孔子家語 / 入官
子張問入官於孔子。孔子曰:「安身取譽為難。」子張曰:「為之如何?」孔子曰:「己有善勿專,教不能勿怠,已過勿發,失言勿掎,不善勿遂,行事勿留。君子入官,有此六者,則身安譽至,而政從矣。且夫忿數者,官獄所由生也;距諫者,慮之所以塞也;慢易者,禮之所以失也;怠惰者,時之所以後也;奢侈者,財之所以不足也;專獨者,事之所以不成也。君子入官,除此六者,則身安譽至,而政從矣。

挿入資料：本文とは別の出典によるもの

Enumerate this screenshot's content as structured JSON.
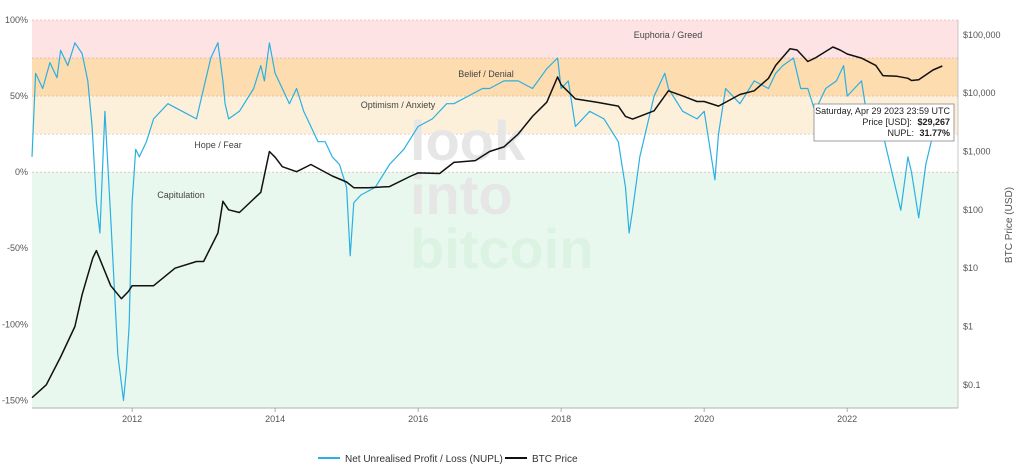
{
  "chart_data": {
    "type": "line",
    "title": "",
    "xlabel": "",
    "ylabel_left": "",
    "ylabel_right": "BTC Price (USD)",
    "x_ticks": [
      "2012",
      "2014",
      "2016",
      "2018",
      "2020",
      "2022"
    ],
    "x_range": [
      2010.6,
      2023.55
    ],
    "y_left": {
      "range": [
        -155,
        100
      ],
      "ticks": [
        100,
        50,
        0,
        -50,
        -100,
        -150
      ],
      "tick_labels": [
        "100%",
        "50%",
        "0%",
        "-50%",
        "-100%",
        "-150%"
      ]
    },
    "y_right": {
      "scale": "log",
      "range": [
        0.04,
        180000
      ],
      "ticks": [
        100000,
        10000,
        1000,
        100,
        10,
        1,
        0.1
      ],
      "tick_labels": [
        "$100,000",
        "$10,000",
        "$1,000",
        "$100",
        "$10",
        "$1",
        "$0.1"
      ]
    },
    "zones": [
      {
        "label": "Euphoria / Greed",
        "from": 75,
        "to": 100,
        "color": "#fde3e3"
      },
      {
        "label": "Belief / Denial",
        "from": 50,
        "to": 75,
        "color": "#fddcb0"
      },
      {
        "label": "Optimism / Anxiety",
        "from": 25,
        "to": 50,
        "color": "#fdf0da"
      },
      {
        "label": "Hope / Fear",
        "from": 0,
        "to": 25,
        "color": "#ffffff"
      },
      {
        "label": "Capitulation",
        "from": -155,
        "to": 0,
        "color": "#e9f8ee"
      }
    ],
    "series": [
      {
        "name": "Net Unrealised Profit / Loss (NUPL)",
        "color": "#2ab0e2",
        "axis": "left",
        "unit": "%",
        "x": [
          2010.6,
          2010.65,
          2010.75,
          2010.85,
          2010.95,
          2011.0,
          2011.1,
          2011.2,
          2011.3,
          2011.38,
          2011.44,
          2011.5,
          2011.55,
          2011.62,
          2011.7,
          2011.8,
          2011.88,
          2011.92,
          2011.96,
          2012.0,
          2012.05,
          2012.1,
          2012.2,
          2012.3,
          2012.5,
          2012.7,
          2012.9,
          2013.0,
          2013.1,
          2013.2,
          2013.27,
          2013.3,
          2013.35,
          2013.5,
          2013.7,
          2013.8,
          2013.85,
          2013.92,
          2014.0,
          2014.1,
          2014.2,
          2014.3,
          2014.4,
          2014.5,
          2014.6,
          2014.7,
          2014.8,
          2014.9,
          2015.0,
          2015.05,
          2015.1,
          2015.2,
          2015.4,
          2015.6,
          2015.8,
          2016.0,
          2016.2,
          2016.4,
          2016.5,
          2016.7,
          2016.9,
          2017.0,
          2017.2,
          2017.4,
          2017.6,
          2017.8,
          2017.95,
          2018.0,
          2018.1,
          2018.2,
          2018.4,
          2018.6,
          2018.8,
          2018.9,
          2018.95,
          2019.0,
          2019.1,
          2019.3,
          2019.45,
          2019.5,
          2019.7,
          2019.9,
          2020.0,
          2020.15,
          2020.2,
          2020.3,
          2020.5,
          2020.7,
          2020.9,
          2021.0,
          2021.1,
          2021.25,
          2021.35,
          2021.45,
          2021.55,
          2021.7,
          2021.85,
          2021.95,
          2022.0,
          2022.2,
          2022.3,
          2022.45,
          2022.6,
          2022.75,
          2022.85,
          2022.9,
          2023.0,
          2023.1,
          2023.2,
          2023.33
        ],
        "values": [
          10,
          65,
          55,
          72,
          62,
          80,
          70,
          85,
          78,
          60,
          30,
          -20,
          -40,
          40,
          -30,
          -120,
          -150,
          -130,
          -100,
          -20,
          15,
          10,
          20,
          35,
          45,
          40,
          35,
          55,
          75,
          85,
          60,
          45,
          35,
          40,
          55,
          70,
          60,
          85,
          65,
          55,
          45,
          55,
          40,
          30,
          20,
          20,
          10,
          5,
          -10,
          -55,
          -20,
          -15,
          -10,
          5,
          15,
          30,
          35,
          45,
          45,
          50,
          55,
          55,
          60,
          60,
          55,
          68,
          75,
          55,
          60,
          30,
          40,
          35,
          20,
          -10,
          -40,
          -25,
          10,
          50,
          65,
          55,
          40,
          35,
          40,
          -5,
          25,
          55,
          45,
          60,
          55,
          65,
          70,
          75,
          55,
          55,
          40,
          55,
          60,
          70,
          50,
          60,
          30,
          35,
          5,
          -25,
          10,
          0,
          -30,
          5,
          25,
          32
        ]
      },
      {
        "name": "BTC Price",
        "color": "#111111",
        "axis": "right",
        "unit": "USD",
        "x": [
          2010.6,
          2010.8,
          2011.0,
          2011.2,
          2011.3,
          2011.45,
          2011.5,
          2011.7,
          2011.85,
          2011.95,
          2012.0,
          2012.3,
          2012.6,
          2012.9,
          2013.0,
          2013.2,
          2013.27,
          2013.35,
          2013.5,
          2013.8,
          2013.92,
          2014.0,
          2014.1,
          2014.3,
          2014.5,
          2014.8,
          2015.0,
          2015.1,
          2015.3,
          2015.6,
          2015.9,
          2016.0,
          2016.3,
          2016.5,
          2016.8,
          2017.0,
          2017.2,
          2017.4,
          2017.6,
          2017.8,
          2017.95,
          2018.0,
          2018.2,
          2018.5,
          2018.8,
          2018.9,
          2019.0,
          2019.3,
          2019.5,
          2019.7,
          2019.9,
          2020.0,
          2020.2,
          2020.5,
          2020.7,
          2020.9,
          2021.0,
          2021.2,
          2021.3,
          2021.45,
          2021.55,
          2021.8,
          2021.9,
          2022.0,
          2022.2,
          2022.4,
          2022.5,
          2022.7,
          2022.85,
          2022.9,
          2023.0,
          2023.2,
          2023.33
        ],
        "values": [
          0.06,
          0.1,
          0.3,
          1,
          3.5,
          15,
          20,
          5,
          3,
          4,
          5,
          5,
          10,
          13,
          13,
          40,
          140,
          100,
          90,
          200,
          1000,
          800,
          550,
          450,
          600,
          380,
          300,
          240,
          240,
          250,
          380,
          430,
          420,
          650,
          700,
          1000,
          1200,
          2000,
          4000,
          7000,
          19000,
          14000,
          8000,
          7000,
          6000,
          4000,
          3600,
          5000,
          11000,
          9000,
          7200,
          7200,
          6000,
          9500,
          11000,
          18000,
          30000,
          58000,
          55000,
          35000,
          40000,
          62000,
          55000,
          47000,
          40000,
          30000,
          20000,
          19500,
          18000,
          16500,
          17000,
          25000,
          29267
        ]
      }
    ],
    "tooltip": {
      "date": "Saturday, Apr 29 2023 23:59 UTC",
      "price_label": "Price [USD]:",
      "price_value": "$29,267",
      "nupl_label": "NUPL:",
      "nupl_value": "31.77%"
    },
    "watermark": [
      "look",
      "into",
      "bitcoin"
    ],
    "legend_position": "bottom-center",
    "grid": false
  }
}
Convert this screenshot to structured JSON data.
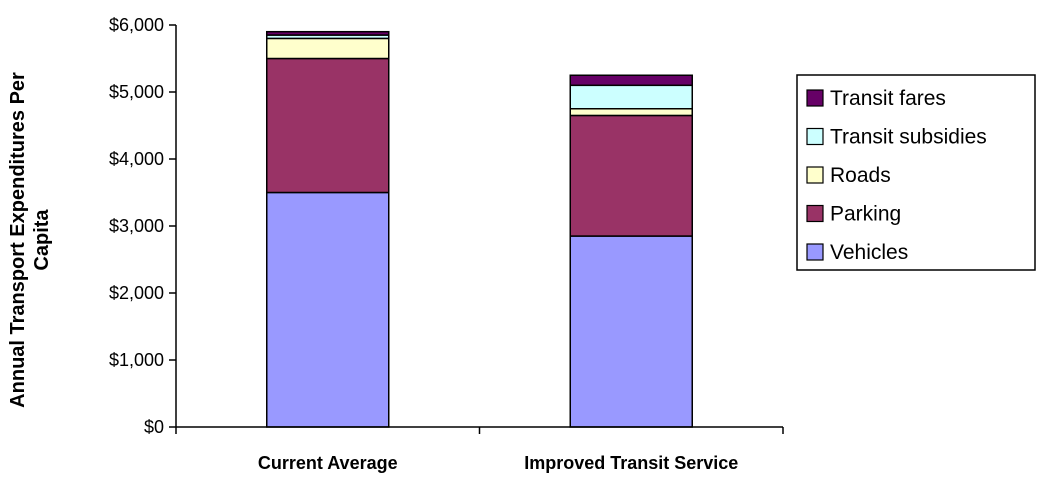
{
  "chart_data": {
    "type": "bar",
    "stacked": true,
    "categories": [
      "Current Average",
      "Improved Transit Service"
    ],
    "ylabel_lines": [
      "Annual Transport Expenditures Per",
      "Capita"
    ],
    "ylim": [
      0,
      6000
    ],
    "yticks": [
      0,
      1000,
      2000,
      3000,
      4000,
      5000,
      6000
    ],
    "ytick_labels": [
      "$0",
      "$1,000",
      "$2,000",
      "$3,000",
      "$4,000",
      "$5,000",
      "$6,000"
    ],
    "grid": false,
    "legend_position": "right",
    "series": [
      {
        "name": "Vehicles",
        "color": "#9999ff",
        "values": [
          3500,
          2850
        ]
      },
      {
        "name": "Parking",
        "color": "#993366",
        "values": [
          2000,
          1800
        ]
      },
      {
        "name": "Roads",
        "color": "#ffffcc",
        "values": [
          300,
          100
        ]
      },
      {
        "name": "Transit subsidies",
        "color": "#ccffff",
        "values": [
          50,
          350
        ]
      },
      {
        "name": "Transit fares",
        "color": "#660066",
        "values": [
          50,
          150
        ]
      }
    ]
  }
}
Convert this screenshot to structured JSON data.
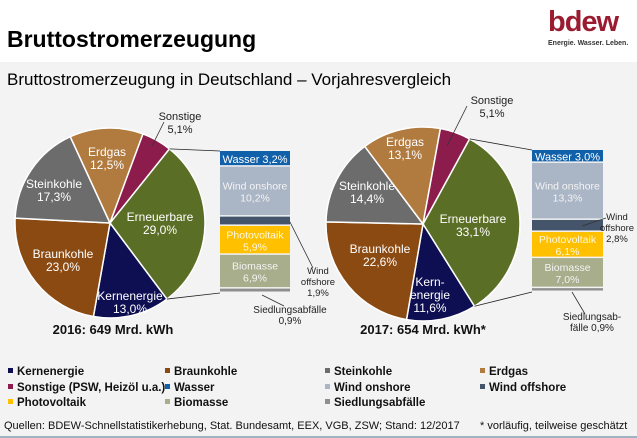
{
  "header": {
    "title": "Bruttostromerzeugung",
    "logo_text": "bdew",
    "logo_tagline": "Energie. Wasser. Leben."
  },
  "subtitle": "Bruttostromerzeugung in Deutschland – Vorjahresvergleich",
  "colors": {
    "Kernenergie": "#0e0e52",
    "Braunkohle": "#8a4a12",
    "Steinkohle": "#6c6c6c",
    "Erdgas": "#b17a3e",
    "Sonstige": "#8c1c4c",
    "Erneuerbare": "#5b6e25",
    "Wasser": "#1060aa",
    "Wind onshore": "#aab5c5",
    "Wind offshore": "#44546a",
    "Photovoltaik": "#ffc000",
    "Biomasse": "#a8ad8b",
    "Siedlungsabfälle": "#8e8e8e"
  },
  "chart_data": [
    {
      "type": "pie",
      "title": "2016:  649 Mrd. kWh",
      "slices": [
        {
          "name": "Erneuerbare",
          "label": "Erneuerbare",
          "value": 29.0
        },
        {
          "name": "Kernenergie",
          "label": "Kernenergie",
          "value": 13.0
        },
        {
          "name": "Braunkohle",
          "label": "Braunkohle",
          "value": 23.0
        },
        {
          "name": "Steinkohle",
          "label": "Steinkohle",
          "value": 17.3
        },
        {
          "name": "Erdgas",
          "label": "Erdgas",
          "value": 12.5
        },
        {
          "name": "Sonstige",
          "label": "Sonstige",
          "value": 5.1
        }
      ],
      "breakdown_of": "Erneuerbare",
      "breakdown": [
        {
          "name": "Wasser",
          "label": "Wasser",
          "value": 3.2
        },
        {
          "name": "Wind onshore",
          "label": "Wind onshore",
          "value": 10.2
        },
        {
          "name": "Wind offshore",
          "label": "Wind offshore",
          "value": 1.9
        },
        {
          "name": "Photovoltaik",
          "label": "Photovoltaik",
          "value": 5.9
        },
        {
          "name": "Biomasse",
          "label": "Biomasse",
          "value": 6.9
        },
        {
          "name": "Siedlungsabfälle",
          "label": "Siedlungsabfälle",
          "value": 0.9
        }
      ]
    },
    {
      "type": "pie",
      "title": "2017: 654 Mrd. kWh*",
      "slices": [
        {
          "name": "Erneuerbare",
          "label": "Erneuerbare",
          "value": 33.1
        },
        {
          "name": "Kernenergie",
          "label": "Kern- energie",
          "value": 11.6
        },
        {
          "name": "Braunkohle",
          "label": "Braunkohle",
          "value": 22.6
        },
        {
          "name": "Steinkohle",
          "label": "Steinkohle",
          "value": 14.4
        },
        {
          "name": "Erdgas",
          "label": "Erdgas",
          "value": 13.1
        },
        {
          "name": "Sonstige",
          "label": "Sonstige",
          "value": 5.1
        }
      ],
      "breakdown_of": "Erneuerbare",
      "breakdown": [
        {
          "name": "Wasser",
          "label": "Wasser",
          "value": 3.0
        },
        {
          "name": "Wind onshore",
          "label": "Wind onshore",
          "value": 13.3
        },
        {
          "name": "Wind offshore",
          "label": "Wind offshore",
          "value": 2.8
        },
        {
          "name": "Photovoltaik",
          "label": "Photovoltaik",
          "value": 6.1
        },
        {
          "name": "Biomasse",
          "label": "Biomasse",
          "value": 7.0
        },
        {
          "name": "Siedlungsabfälle",
          "label": "Siedlungsab- fälle",
          "value": 0.9
        }
      ]
    }
  ],
  "legend": [
    {
      "name": "Kernenergie",
      "label": "Kernenergie"
    },
    {
      "name": "Braunkohle",
      "label": "Braunkohle"
    },
    {
      "name": "Steinkohle",
      "label": "Steinkohle"
    },
    {
      "name": "Erdgas",
      "label": "Erdgas"
    },
    {
      "name": "Sonstige",
      "label": "Sonstige (PSW, Heizöl u.a.)"
    },
    {
      "name": "Wasser",
      "label": "Wasser"
    },
    {
      "name": "Wind onshore",
      "label": "Wind onshore"
    },
    {
      "name": "Wind offshore",
      "label": "Wind offshore"
    },
    {
      "name": "Photovoltaik",
      "label": "Photovoltaik"
    },
    {
      "name": "Biomasse",
      "label": "Biomasse"
    },
    {
      "name": "Siedlungsabfälle",
      "label": "Siedlungsabfälle"
    }
  ],
  "footer": {
    "sources": "Quellen: BDEW-Schnellstatistikerhebung, Stat. Bundesamt, EEX, VGB, ZSW; Stand: 12/2017",
    "note": "* vorläufig, teilweise geschätzt"
  }
}
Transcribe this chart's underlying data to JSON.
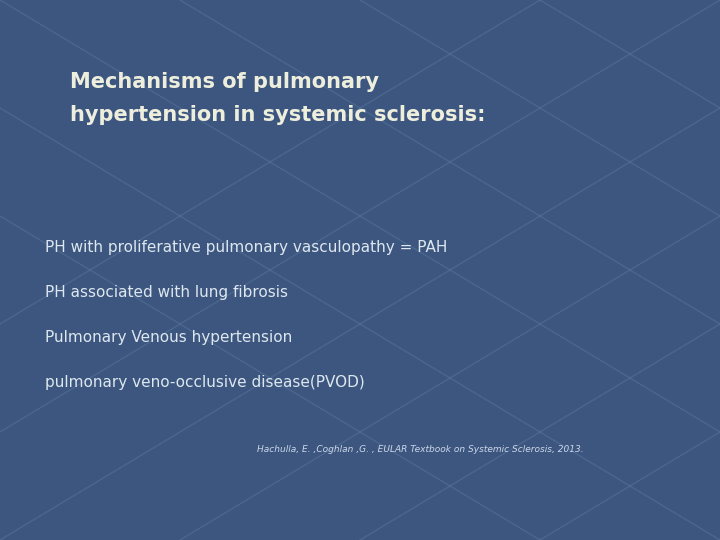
{
  "bg_color": "#3d5680",
  "title_line1": "Mechanisms of pulmonary",
  "title_line2": "hypertension in systemic sclerosis:",
  "title_color": "#eeeedd",
  "title_fontsize": 15,
  "bullet_items": [
    "PH with proliferative pulmonary vasculopathy = PAH",
    "PH associated with lung fibrosis",
    "Pulmonary Venous hypertension",
    "pulmonary veno-occlusive disease(PVOD)"
  ],
  "bullet_color": "#dde8ee",
  "bullet_fontsize": 11,
  "citation": "Hachulla, E. ,Coghlan ,G. , EULAR Textbook on Systemic Sclerosis, 2013.",
  "citation_color": "#ccd8e8",
  "citation_fontsize": 6.5,
  "diagonal_color": "#6a8ab0",
  "diagonal_alpha": 0.3
}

新字:子張問入官於孔子。孔子曰:「安身取誉為難。」子張曰:「為之如何?」孔子曰:「己有善勿専,教不能勿怠,已過勿発,失言勿掎,不善勿遂,行事勿留。君子入官,有此六者,則身安誉至,而政従矣。且夫忿数者,官獄所由生也;距諫者,慮之所以塞也;慢易者,礼之所以失也;怠惰者,時之所以後也;奢侈者,財之所以不足也;専独者,事之所以不成也。君子入官,除此六者,則身安誉至,而政従矣。
書き下し
子張入官を孔子に問う。孔子曰わく、「身を安んじ誉れを取ること難しと為す。」子張曰わく、「之を為すこと如何せん。」孔子曰わく、「己に善有るも専らにする勿かれ、教えて能くせざるも怠る勿かれ、已に過つも発する勿かれ、言を失うも掎する勿かれ、不善も遂ぐる勿かれ、事を行うも留むる勿かれ。君子官に入り、此の六者有れば、則ち身安んじ誉れ至りて、政従う。且つ夫れ忿数する者は、官獄の由りて生ずる所なり。諫を距ぐ者は、慮の以て塞がる所以なり。慢易なる者は、礼の以て失う所以なり。怠惰なる者は、時の以て後るる所以なり。奢侈なる者は、財の以て足らざる所以なり。専独なる者は、事の以て成らざる所以なり。君子官に入り、此の六者を除けば、則ち身安んじ誉れ至りて、政従う。
現代語訳
子張が孔子に、官に就くこと(入官)について尋ねた。先生は言った。「自分の身を安んじ、名誉を得ることは難しいものだ。」子張は言った。「では、どのようにすればよいのでしょうか。」先生は言った。「自分に善行があっても独り占めにしない、人を教えて相手ができなくても怠けたりしない、すでに犯した過ちを言い立てない、人が言葉を誤ってもそれをあげつらわない、人の不善を追及してとどめを刺さない、事を行うときには停滞させない。君子が官に就くとき、この六つを心がければ、自分の身は安らかで名誉が集まり、政治もうまく行われる。そして、いきどおり怒りっぽい者は、刑罰沙汰が生まれる原因となる。諫言を拒む者は、思慮がふさがってしまう原因となる。人を軽んじ侮る者は、礼が失われる原因となる。怠け怠る者は、物事が遅れる原因となる。贅沢にふける者は、財が足りなくなる原因となる。独断専行する者は、物事が成し遂げられない原因となる。君子が官に就くとき、この六つを取り除けば、自分の身は安らかで名誉が集まり、政治もうまく行われるのだ。